Of course, women are funny. At least some of them. And that's particularly useful if you happen to be a politically and socially aware performer with something to say. As Poehler said, "You can get a point across better by making people laugh than by stridently telling them anything."
Not that there's anything strident going on in "Baby Mama," a broad comedy -- think lispy birthing coaches saying "pewineum" -- that's a closer cousin to, say, "Stripes" than it is to "Tootsie" in its interest in social critique. Though the movie digs around in issues of class and a fertility-obsessed culture, there is nothing highfalutin going on here.
Both Poehler and Fey have talked about the influence of earlier generations of comedians, especially ones like Tomlin and Midler and Teri Garr and Diane Keaton, performers whom Poehler described to me as "funny women who you imagine would be funny in real life, who played kind of age-appropriate roles and who looked regular. The combination of those things were commonplace when we were growing up and might not be now."
"Baby Mama" has the DNA not simply of male buddy pictures from "The Odd Couple" to "Wedding Crashers," but also of 80's-style lady-driven or domestic comedies like "Baby Boom," "Mr. Mom" and "Outrageous Fortune."

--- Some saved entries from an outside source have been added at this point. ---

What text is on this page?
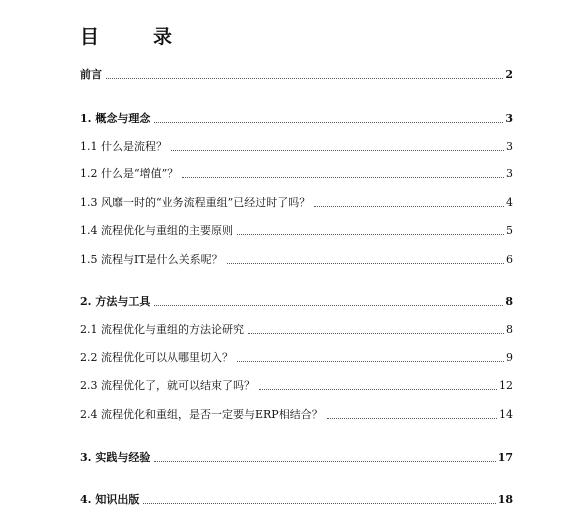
目	录
前言	2
1. 概念与理念	3
1.1 什么是流程？	3
1.2 什么是“增值”？	3
1.3 风靡一时的“业务流程重组”已经过时了吗？	4
1.4 流程优化与重组的主要原则	5
1.5 流程与IT是什么关系呢？	6
2. 方法与工具	8
2.1 流程优化与重组的方法论研究	8
2.2 流程优化可以从哪里切入？	9
2.3 流程优化了，就可以结束了吗？	12
2.4 流程优化和重组，是否一定要与ERP相结合？	14
3. 实践与经验	17
4. 知识出版	18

"I studied a lot of 'Working Girl' stuff," said Poehler. The class differences depicted in Mike Nichols' 1988 Staten Island fable are central to the dynamic between Fey's all-organic Kate and Poehler's Big Gulp-quaffing Angie. But "Working Girl," like "Baby Mama," was not simply a film about class; it was about what happens when a working life collides with female life. Produced at a time when Hollywood was wallowing in feminist backlash, it makes sure that Sigourney Weaver's wealthy, ambitious, chilly villain of a boss, Katherine Parker, is punished for her emasculating power when Harrison Ford leaves her for the softer, more feminine Melanie Griffith. "Working Girl's" message was clear: Truly dedicated career women could have power, but they could not have happy lives.
It's exactly the trade-off described by single, childless organic grocery executive Kate Holbrook (Fey), who explains in voice-over that while she spent her 20s and most of her 30s doing everything she was supposed to do at work, "Some women got pregnant. I got promotions."
Instead of serving as the end of the story, however, that's the beginning of "Baby Mama." Kate turns to a sperm bank, and when that doesn't work, to Angie, Poehler's character, who soon leaves her deeply scuzzy boyfriend Carl (Dax Shepard) to move in with Kate. "What's nice about 'Baby Mama,'" said Poehler, "is, and I don't know if we necessarily, collectively decided for this to happen or not, but that as the movie goes on, our characters have to depend less and less on the men in the film." Angie decides to move on from a man who is holding her back, and in doing so realizes that she is happier on her own. "Tina's character," said Poehler, "is ready to start a family with or without a husband, which is, one could argue, maybe a different kind of story."